Une troupe de comédiens qui jouent, chantent et se dépensent sans compter; trois excellents musiciens qui, à la manière de Kurt Weill, ponctuent, accompagnent et s’intègrent à la pièce; un texte aux innombrables échos contemporains; un dispositif scénique beau, puissant, multiple. Shen Té est prostituée dans la capitale du Se-Tchouan, c’est en partie la Chine, en partie l’occident, en partie hier (la pièce a été écrite entre 1938 et 1940), en partie aujourd’hui. Les textes de Bertolt Brecht ont valeur de fable.

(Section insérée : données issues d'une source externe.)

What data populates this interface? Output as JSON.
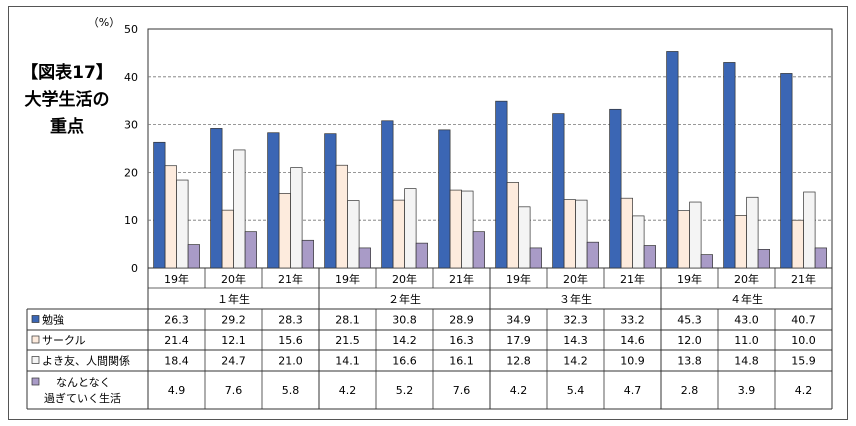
{
  "figure": {
    "label": "【図表17】",
    "title_line1": "大学生活の",
    "title_line2": "重点"
  },
  "chart_data": {
    "type": "bar",
    "unit_label": "（%）",
    "ylim": [
      0,
      50
    ],
    "yticks": [
      0,
      10,
      20,
      30,
      40,
      50
    ],
    "grid": true,
    "groups": [
      {
        "name": "１年生",
        "years": [
          "19年",
          "20年",
          "21年"
        ]
      },
      {
        "name": "２年生",
        "years": [
          "19年",
          "20年",
          "21年"
        ]
      },
      {
        "name": "３年生",
        "years": [
          "19年",
          "20年",
          "21年"
        ]
      },
      {
        "name": "４年生",
        "years": [
          "19年",
          "20年",
          "21年"
        ]
      }
    ],
    "series": [
      {
        "name": "勉強",
        "color": "#3B66B4",
        "values": [
          26.3,
          29.2,
          28.3,
          28.1,
          30.8,
          28.9,
          34.9,
          32.3,
          33.2,
          45.3,
          43.0,
          40.7
        ]
      },
      {
        "name": "サークル",
        "color": "#FDEBDD",
        "values": [
          21.4,
          12.1,
          15.6,
          21.5,
          14.2,
          16.3,
          17.9,
          14.3,
          14.6,
          12.0,
          11.0,
          10.0
        ]
      },
      {
        "name": "よき友、人間関係",
        "color": "#F4F4F4",
        "values": [
          18.4,
          24.7,
          21.0,
          14.1,
          16.6,
          16.1,
          12.8,
          14.2,
          10.9,
          13.8,
          14.8,
          15.9
        ]
      },
      {
        "name_line1": "なんとなく",
        "name_line2": "過ぎていく生活",
        "color": "#A99BC7",
        "values": [
          4.9,
          7.6,
          5.8,
          4.2,
          5.2,
          7.6,
          4.2,
          5.4,
          4.7,
          2.8,
          3.9,
          4.2
        ]
      }
    ],
    "table_values": [
      [
        "26.3",
        "29.2",
        "28.3",
        "28.1",
        "30.8",
        "28.9",
        "34.9",
        "32.3",
        "33.2",
        "45.3",
        "43.0",
        "40.7"
      ],
      [
        "21.4",
        "12.1",
        "15.6",
        "21.5",
        "14.2",
        "16.3",
        "17.9",
        "14.3",
        "14.6",
        "12.0",
        "11.0",
        "10.0"
      ],
      [
        "18.4",
        "24.7",
        "21.0",
        "14.1",
        "16.6",
        "16.1",
        "12.8",
        "14.2",
        "10.9",
        "13.8",
        "14.8",
        "15.9"
      ],
      [
        "4.9",
        "7.6",
        "5.8",
        "4.2",
        "5.2",
        "7.6",
        "4.2",
        "5.4",
        "4.7",
        "2.8",
        "3.9",
        "4.2"
      ]
    ]
  }
}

Trois Dieux chez Brecht, un seul chez Bellorini incarné par Mel Hondo, la voix française d’Eddy Murphy et Morgan Freeman, cherche(nt) désespérément une bonne âme. Sera-ce Shen Té, malgré son métier de prostituée, malgré les embûches que vont lui tendre les pauvre qui l’entourent (il n’y a jamais d’angélisme chez Brecht, les lois qu’il dénonce s’appliquent à tous), ses ruses, son dédoublement avec le cousin Shui Ta. Karyll Elgrichi incarne ce double rôle avec force, tendresse, fragilité. Elle déploie une énergie toujours au bord du gouffre.

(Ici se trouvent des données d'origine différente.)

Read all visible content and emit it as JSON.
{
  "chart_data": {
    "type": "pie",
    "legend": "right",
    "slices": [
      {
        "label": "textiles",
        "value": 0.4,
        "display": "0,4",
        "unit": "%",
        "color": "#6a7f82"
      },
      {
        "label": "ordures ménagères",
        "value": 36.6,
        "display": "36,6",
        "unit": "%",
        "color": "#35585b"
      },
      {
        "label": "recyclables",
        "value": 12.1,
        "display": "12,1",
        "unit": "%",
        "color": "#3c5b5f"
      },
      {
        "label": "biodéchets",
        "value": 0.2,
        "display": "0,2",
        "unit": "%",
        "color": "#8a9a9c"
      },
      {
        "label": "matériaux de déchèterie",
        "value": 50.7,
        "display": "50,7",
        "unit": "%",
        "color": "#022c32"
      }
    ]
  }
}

D’une manière générale, cette troupe de 19 comédiens et musiciens emporte la mise, à l’image du marchand d’eau Wang (François Deblock) dont l’entrée virevoltante ressemble à un danseur de hip-hop avant de se transformer en un oiseau perché et blessé. La compagnie Air de Lune qui entoure Jean Bellorini travaille sur le mode participatif. Camille de la Guillonnière (savoureuse veuve Shin) a participé à l’établissement du texte à partir des diverses traductions avec Bellorini mais beaucoup de propositions sont nées pendant les répétitions.

La scénographie est pleine de trouvailles comme cet engin de livraison qui abrite les amours de la pute au grand cœur et de son aviateur au cœur sec, écartelé entre l’amour et l’argent, sa maîtresse et sa mère. D’où nous vient alors une réserve? Comme l’impression d’avoir perdu Brecht en cours de route, sa cruauté, ses analyses distanciées, ses jugements politiques distillées telles des gouttes de vinaigre sur les plaies de nos sociétés, un vrai supplice chinois.

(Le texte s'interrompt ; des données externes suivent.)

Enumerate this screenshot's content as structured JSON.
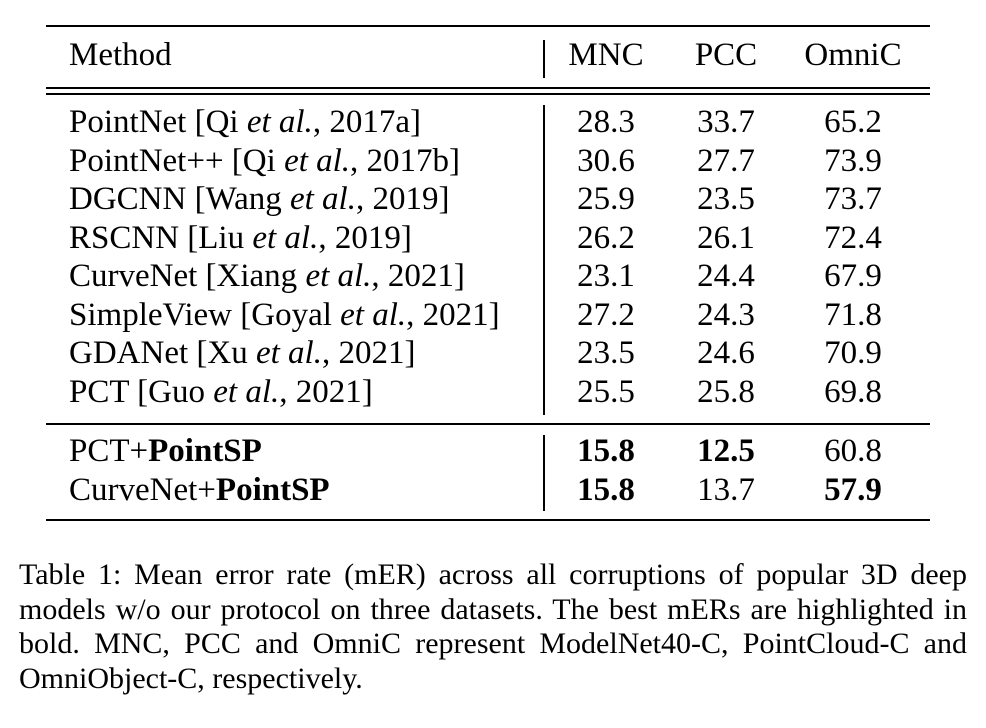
{
  "table": {
    "headers": {
      "method": "Method",
      "mnc": "MNC",
      "pcc": "PCC",
      "omnic": "OmniC"
    },
    "baselines": [
      {
        "method_pre": "PointNet [Qi ",
        "method_it": "et al.",
        "method_post": ", 2017a]",
        "mnc": "28.3",
        "pcc": "33.7",
        "omnic": "65.2"
      },
      {
        "method_pre": "PointNet++ [Qi ",
        "method_it": "et al.",
        "method_post": ", 2017b]",
        "mnc": "30.6",
        "pcc": "27.7",
        "omnic": "73.9"
      },
      {
        "method_pre": "DGCNN [Wang ",
        "method_it": "et al.",
        "method_post": ", 2019]",
        "mnc": "25.9",
        "pcc": "23.5",
        "omnic": "73.7"
      },
      {
        "method_pre": "RSCNN [Liu ",
        "method_it": "et al.",
        "method_post": ", 2019]",
        "mnc": "26.2",
        "pcc": "26.1",
        "omnic": "72.4"
      },
      {
        "method_pre": "CurveNet [Xiang ",
        "method_it": "et al.",
        "method_post": ", 2021]",
        "mnc": "23.1",
        "pcc": "24.4",
        "omnic": "67.9"
      },
      {
        "method_pre": "SimpleView [Goyal ",
        "method_it": "et al.",
        "method_post": ", 2021]",
        "mnc": "27.2",
        "pcc": "24.3",
        "omnic": "71.8"
      },
      {
        "method_pre": "GDANet [Xu ",
        "method_it": "et al.",
        "method_post": ", 2021]",
        "mnc": "23.5",
        "pcc": "24.6",
        "omnic": "70.9"
      },
      {
        "method_pre": "PCT [Guo ",
        "method_it": "et al.",
        "method_post": ", 2021]",
        "mnc": "25.5",
        "pcc": "25.8",
        "omnic": "69.8"
      }
    ],
    "ours": [
      {
        "method_pre": "PCT+",
        "method_bold": "PointSP",
        "mnc": "15.8",
        "mnc_bold": true,
        "pcc": "12.5",
        "pcc_bold": true,
        "omnic": "60.8",
        "omnic_bold": false
      },
      {
        "method_pre": "CurveNet+",
        "method_bold": "PointSP",
        "mnc": "15.8",
        "mnc_bold": true,
        "pcc": "13.7",
        "pcc_bold": false,
        "omnic": "57.9",
        "omnic_bold": true
      }
    ]
  },
  "caption": "Table 1: Mean error rate (mER) across all corruptions of popular 3D deep models w/o our protocol on three datasets. The best mERs are highlighted in bold. MNC, PCC and OmniC represent ModelNet40-C, PointCloud-C and OmniObject-C, respectively."
}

Trop de jeux, trop de musiques, de la variété au classique, trop de références éparses, du cirque à Beckett (les deux vieux, le marchand de tapis et sa femme, enkystés une grande partie de la pièce dans l’attente de leur remboursement…) en passant par des costumes à la Deschiens… Les personnages, si bien défendus par les acteurs, nous font perdre de vue leurs archétypes. Il y a peut-être trop de volonté de faire contemporain, trop de bons sentiments. Mais peut-être est-ce une bonne introduction à Brecht pour la jeune génération?

La bonne âme de Se-Tchouan ** Odéon-Théâtre de l’Europe. Ateliers Berthier. 1 rue André Suarez, Paris, 17e. Jusqu’au 15 décembre. 01.44.85.40.40 www.theatre-odeon.eu

Patrice Trapier – Le Journal du Dimanche

samedi 16 novembre 2013
La bonne âme de Se-Tchouan

L’oeuvre de Bertolt Brecht revue et corrigée à l’Odéon. (Polo Garat – Odessa)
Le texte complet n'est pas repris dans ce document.